Slurm Job Tasks
Slurm encapsulates resources using the idea of jobs and tasks. A job can span multiple compute nodes and is the sum of all task resources. Tasks are a subset of resources in a job and can only exists on a single compute node. In practice you build a job based on the number of tasks you want to run, in parallel, and how many resources you want for each task.
The --ntasks
flag is the number of tasks in a job or job step.
When used in a SBATCH script, it specifies the maximum amount of tasks that can be executed in parallel (at the same time). It also dictates how many resources are assigned to the job.
When --ntasks
is greater then 1 a job may be assigned multiple nodes but the size of any 1 task can’t exceed a single node. When --ntasks
is exactly 1, the default, the submission script will use all resources assigned to the job without needing to use the srun
command.
The default behavior of submission scripts is to use all the assigned resources of the first node in the job. This is non-blocking and doesn’t count against your maximum number of concurrent tasks.
The srun
Command
srun
is the Slurm command used to launch tasks within a job. These tasks may run on the same node as the submission script or on a different node assigned to the current job.
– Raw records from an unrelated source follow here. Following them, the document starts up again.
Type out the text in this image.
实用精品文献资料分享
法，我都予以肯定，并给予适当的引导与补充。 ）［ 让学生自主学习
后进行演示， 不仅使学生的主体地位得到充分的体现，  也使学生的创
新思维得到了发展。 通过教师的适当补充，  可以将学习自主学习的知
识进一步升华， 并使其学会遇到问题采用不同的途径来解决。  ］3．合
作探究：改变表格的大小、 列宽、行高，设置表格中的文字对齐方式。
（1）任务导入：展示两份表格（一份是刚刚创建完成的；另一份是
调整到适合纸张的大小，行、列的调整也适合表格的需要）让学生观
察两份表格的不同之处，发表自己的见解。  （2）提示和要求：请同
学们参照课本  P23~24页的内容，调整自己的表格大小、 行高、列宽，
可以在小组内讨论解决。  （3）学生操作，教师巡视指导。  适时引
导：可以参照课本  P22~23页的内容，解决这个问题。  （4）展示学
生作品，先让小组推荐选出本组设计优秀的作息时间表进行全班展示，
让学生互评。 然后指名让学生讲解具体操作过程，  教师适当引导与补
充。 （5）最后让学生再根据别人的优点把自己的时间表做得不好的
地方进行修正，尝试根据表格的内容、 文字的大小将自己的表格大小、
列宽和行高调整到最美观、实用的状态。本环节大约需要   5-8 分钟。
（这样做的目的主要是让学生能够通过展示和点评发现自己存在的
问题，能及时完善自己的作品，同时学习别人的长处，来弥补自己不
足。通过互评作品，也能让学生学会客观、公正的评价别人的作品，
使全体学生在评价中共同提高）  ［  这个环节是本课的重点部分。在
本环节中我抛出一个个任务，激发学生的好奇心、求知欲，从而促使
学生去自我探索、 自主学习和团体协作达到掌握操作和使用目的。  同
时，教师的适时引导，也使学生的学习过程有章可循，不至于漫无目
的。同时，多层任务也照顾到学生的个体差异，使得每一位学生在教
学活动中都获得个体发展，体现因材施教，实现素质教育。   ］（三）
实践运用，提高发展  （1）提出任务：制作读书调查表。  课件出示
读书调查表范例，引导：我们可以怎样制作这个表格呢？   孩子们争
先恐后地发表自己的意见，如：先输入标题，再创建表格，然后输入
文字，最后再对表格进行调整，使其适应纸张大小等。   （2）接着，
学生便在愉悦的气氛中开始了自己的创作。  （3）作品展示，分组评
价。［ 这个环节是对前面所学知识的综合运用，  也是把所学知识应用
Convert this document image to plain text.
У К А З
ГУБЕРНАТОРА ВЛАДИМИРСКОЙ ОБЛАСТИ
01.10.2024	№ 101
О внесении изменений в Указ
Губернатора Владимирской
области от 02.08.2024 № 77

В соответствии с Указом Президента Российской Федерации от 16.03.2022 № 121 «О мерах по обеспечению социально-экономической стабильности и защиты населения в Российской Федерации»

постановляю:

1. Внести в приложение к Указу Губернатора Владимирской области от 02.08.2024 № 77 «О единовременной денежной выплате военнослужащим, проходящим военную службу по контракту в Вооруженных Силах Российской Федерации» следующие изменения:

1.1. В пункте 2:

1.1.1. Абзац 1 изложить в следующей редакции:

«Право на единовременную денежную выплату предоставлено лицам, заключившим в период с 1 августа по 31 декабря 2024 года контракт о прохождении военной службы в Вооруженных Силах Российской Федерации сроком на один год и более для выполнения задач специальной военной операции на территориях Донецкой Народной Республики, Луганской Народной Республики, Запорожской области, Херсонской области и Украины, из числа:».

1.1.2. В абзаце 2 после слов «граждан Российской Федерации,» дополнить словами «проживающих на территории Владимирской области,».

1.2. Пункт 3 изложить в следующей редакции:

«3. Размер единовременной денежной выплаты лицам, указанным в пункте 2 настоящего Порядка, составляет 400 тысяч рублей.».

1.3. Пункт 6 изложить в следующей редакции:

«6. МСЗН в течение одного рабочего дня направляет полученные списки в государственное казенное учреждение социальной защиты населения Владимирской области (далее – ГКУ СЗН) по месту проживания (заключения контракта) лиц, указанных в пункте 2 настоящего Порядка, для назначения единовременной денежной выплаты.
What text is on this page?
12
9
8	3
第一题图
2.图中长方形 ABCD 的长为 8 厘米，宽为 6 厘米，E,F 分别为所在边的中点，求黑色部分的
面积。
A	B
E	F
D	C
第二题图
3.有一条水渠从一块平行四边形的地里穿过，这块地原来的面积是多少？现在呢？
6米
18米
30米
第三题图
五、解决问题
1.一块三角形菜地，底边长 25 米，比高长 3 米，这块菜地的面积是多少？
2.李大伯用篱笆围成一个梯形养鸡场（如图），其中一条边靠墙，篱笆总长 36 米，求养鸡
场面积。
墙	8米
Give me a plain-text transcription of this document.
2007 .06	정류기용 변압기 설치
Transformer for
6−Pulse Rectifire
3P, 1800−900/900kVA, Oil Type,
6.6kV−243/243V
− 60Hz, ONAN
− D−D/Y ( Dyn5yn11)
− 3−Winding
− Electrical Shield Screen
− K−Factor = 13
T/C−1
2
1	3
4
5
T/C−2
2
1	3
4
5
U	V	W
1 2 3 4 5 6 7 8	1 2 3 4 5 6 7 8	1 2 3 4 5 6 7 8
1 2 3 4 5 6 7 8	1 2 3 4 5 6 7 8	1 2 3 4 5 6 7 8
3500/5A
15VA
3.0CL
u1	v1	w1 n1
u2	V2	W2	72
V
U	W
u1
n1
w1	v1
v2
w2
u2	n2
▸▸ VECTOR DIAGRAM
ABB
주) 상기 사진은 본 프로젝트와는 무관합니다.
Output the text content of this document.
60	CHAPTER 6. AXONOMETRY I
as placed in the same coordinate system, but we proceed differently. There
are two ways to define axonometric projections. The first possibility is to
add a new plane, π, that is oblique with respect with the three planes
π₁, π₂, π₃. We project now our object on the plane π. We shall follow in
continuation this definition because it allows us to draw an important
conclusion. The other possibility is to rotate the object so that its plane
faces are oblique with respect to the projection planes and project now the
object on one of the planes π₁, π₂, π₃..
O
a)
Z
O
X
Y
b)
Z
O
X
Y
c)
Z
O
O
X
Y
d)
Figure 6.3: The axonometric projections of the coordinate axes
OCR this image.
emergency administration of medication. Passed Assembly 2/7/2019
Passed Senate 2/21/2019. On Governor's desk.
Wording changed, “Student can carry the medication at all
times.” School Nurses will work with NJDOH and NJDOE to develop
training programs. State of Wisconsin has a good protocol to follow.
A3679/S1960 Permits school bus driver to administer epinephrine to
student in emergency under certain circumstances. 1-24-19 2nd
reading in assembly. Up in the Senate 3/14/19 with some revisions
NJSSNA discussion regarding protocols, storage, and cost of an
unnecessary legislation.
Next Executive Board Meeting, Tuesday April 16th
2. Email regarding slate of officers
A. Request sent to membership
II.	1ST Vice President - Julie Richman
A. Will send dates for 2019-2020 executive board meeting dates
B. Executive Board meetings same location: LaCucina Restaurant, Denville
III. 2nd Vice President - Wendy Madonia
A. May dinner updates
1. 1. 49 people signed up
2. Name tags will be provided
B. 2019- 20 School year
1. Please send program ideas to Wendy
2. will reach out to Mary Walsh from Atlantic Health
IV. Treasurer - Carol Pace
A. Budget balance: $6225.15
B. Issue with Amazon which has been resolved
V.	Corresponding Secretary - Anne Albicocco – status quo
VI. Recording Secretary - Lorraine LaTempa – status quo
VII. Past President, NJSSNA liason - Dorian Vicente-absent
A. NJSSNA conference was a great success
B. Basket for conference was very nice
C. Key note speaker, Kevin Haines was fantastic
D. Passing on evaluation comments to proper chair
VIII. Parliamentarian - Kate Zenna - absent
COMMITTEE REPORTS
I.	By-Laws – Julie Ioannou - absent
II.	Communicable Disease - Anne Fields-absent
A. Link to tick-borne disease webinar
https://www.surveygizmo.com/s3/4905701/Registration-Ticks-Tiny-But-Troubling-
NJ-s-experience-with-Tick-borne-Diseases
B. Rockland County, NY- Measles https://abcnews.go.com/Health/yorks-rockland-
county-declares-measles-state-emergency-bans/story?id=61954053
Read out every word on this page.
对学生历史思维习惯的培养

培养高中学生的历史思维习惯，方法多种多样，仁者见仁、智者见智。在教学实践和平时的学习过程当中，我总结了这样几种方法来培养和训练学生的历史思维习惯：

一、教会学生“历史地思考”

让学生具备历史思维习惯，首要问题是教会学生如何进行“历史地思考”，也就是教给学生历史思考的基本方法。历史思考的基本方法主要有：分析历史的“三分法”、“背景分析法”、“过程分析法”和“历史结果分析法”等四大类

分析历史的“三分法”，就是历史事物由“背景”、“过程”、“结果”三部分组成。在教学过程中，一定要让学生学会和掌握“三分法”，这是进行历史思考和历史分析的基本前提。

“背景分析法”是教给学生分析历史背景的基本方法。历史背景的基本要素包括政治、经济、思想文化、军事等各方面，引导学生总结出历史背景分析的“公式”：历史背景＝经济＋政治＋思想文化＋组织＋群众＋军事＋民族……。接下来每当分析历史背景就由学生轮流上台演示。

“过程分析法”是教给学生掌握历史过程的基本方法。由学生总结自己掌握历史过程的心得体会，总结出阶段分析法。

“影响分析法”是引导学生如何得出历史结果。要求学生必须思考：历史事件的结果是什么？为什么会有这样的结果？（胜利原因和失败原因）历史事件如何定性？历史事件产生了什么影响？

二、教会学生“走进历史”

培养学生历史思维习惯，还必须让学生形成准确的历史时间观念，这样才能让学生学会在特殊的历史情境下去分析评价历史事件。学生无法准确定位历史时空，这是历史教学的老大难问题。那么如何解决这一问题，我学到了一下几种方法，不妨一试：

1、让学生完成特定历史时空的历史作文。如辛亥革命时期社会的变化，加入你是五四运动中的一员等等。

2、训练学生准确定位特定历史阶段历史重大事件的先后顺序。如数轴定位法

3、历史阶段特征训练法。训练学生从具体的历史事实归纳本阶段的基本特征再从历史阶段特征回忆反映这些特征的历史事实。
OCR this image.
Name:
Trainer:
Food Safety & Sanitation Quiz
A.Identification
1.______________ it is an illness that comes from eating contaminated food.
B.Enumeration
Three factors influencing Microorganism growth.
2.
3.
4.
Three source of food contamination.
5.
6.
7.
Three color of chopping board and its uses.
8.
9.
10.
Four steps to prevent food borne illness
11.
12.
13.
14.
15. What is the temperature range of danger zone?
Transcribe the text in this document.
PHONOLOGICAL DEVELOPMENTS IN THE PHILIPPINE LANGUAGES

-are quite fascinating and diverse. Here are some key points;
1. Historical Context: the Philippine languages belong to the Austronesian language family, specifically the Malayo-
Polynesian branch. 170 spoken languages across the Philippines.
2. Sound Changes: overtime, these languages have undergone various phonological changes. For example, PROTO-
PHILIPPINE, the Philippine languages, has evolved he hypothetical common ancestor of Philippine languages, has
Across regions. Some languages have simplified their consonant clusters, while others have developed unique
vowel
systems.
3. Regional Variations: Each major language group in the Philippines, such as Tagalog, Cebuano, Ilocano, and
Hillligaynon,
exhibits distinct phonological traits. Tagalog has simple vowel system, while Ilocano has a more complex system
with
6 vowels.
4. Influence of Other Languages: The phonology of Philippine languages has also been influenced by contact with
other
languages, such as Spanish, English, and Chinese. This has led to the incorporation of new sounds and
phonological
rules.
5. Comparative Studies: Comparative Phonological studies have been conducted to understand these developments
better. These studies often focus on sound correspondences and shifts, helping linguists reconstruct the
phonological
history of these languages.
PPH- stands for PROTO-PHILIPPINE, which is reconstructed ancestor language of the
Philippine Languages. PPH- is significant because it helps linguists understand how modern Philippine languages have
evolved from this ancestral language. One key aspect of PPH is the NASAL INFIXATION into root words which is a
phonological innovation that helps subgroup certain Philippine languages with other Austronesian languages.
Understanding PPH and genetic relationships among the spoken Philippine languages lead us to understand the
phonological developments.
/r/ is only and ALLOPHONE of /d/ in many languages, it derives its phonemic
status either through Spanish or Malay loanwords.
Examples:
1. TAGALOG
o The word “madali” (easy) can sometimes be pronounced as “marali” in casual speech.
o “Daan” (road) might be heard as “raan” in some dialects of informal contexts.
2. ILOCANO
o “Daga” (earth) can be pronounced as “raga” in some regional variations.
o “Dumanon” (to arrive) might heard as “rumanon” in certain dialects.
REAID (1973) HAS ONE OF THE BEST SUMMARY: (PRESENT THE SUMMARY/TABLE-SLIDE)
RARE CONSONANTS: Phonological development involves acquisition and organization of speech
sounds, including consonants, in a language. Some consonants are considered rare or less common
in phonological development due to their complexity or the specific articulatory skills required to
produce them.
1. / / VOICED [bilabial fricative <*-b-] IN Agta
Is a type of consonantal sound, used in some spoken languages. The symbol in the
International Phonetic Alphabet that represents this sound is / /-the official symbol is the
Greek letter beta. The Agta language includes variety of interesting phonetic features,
Slurm records metrics about jobs and includes individualized metrics for each task. This is useful for profiling things such as memory usage of different parts of a job. These metrics can be accessed, once a job is completed, with the sacct
command and the job id number.
Another way to use srun
is directly from the login node without a job submission script. This will interactively run a program on a compute node and return it’s output directly to your terminal. In the background Slurm takes the srun
call and automatically creates a job. This is great for interactive work but falls flat when you need to wait in queue or want to be able to close your terminal.
Program Execution with srun
Example 1: Execute the same job step twice
#!/bin/bash
#SBATCH --job-name=TestJob
#SBATCH --ntasks=2
#SBATCH --time=00:01:00
srun echo "Hello!"
Output
Hello
Hello
Explanation
--ntasks=2
is equal to 2 processes. Which means the number of things or tasks to carry out. Because, two tasks are specified in the job steps section, srun echo "Hello!"
will be executed twice.
The two tasks don’t run in parallel. |
Example 2: Running jobs interactively with srun command
-
Login to Discovery and create the file
program.py
within your home directory and paste the code below then save.
Python script (program.py)
txt = "Running jobs interactively with srun command"
print(txt)
-
Load the python module. You can run the
module spider python
command to choose from the list of all python versions on Discovery.
module load spack/2022a gcc/12.1.0-2022a-gcc_8.5.0-ivitefn python/3.9.12-2022a-gcc_12.1.0-ys2veed
-
After the python module is loaded, the python script can be executed on the compute nodes using the srun command.
srun -n 1 --time=00:10:00 --partition=normal python program.py
The -n
flag specifies the number of tasks (--ntasks
) to run followed by the --time
flag, for the duration and the --partition
flag, for what partition(normal, backfill, interactive
, so on. ) to run your job in.
Output
Running jobs interactively with srun command
You should see the output above printed on console after successfully executing the srun command.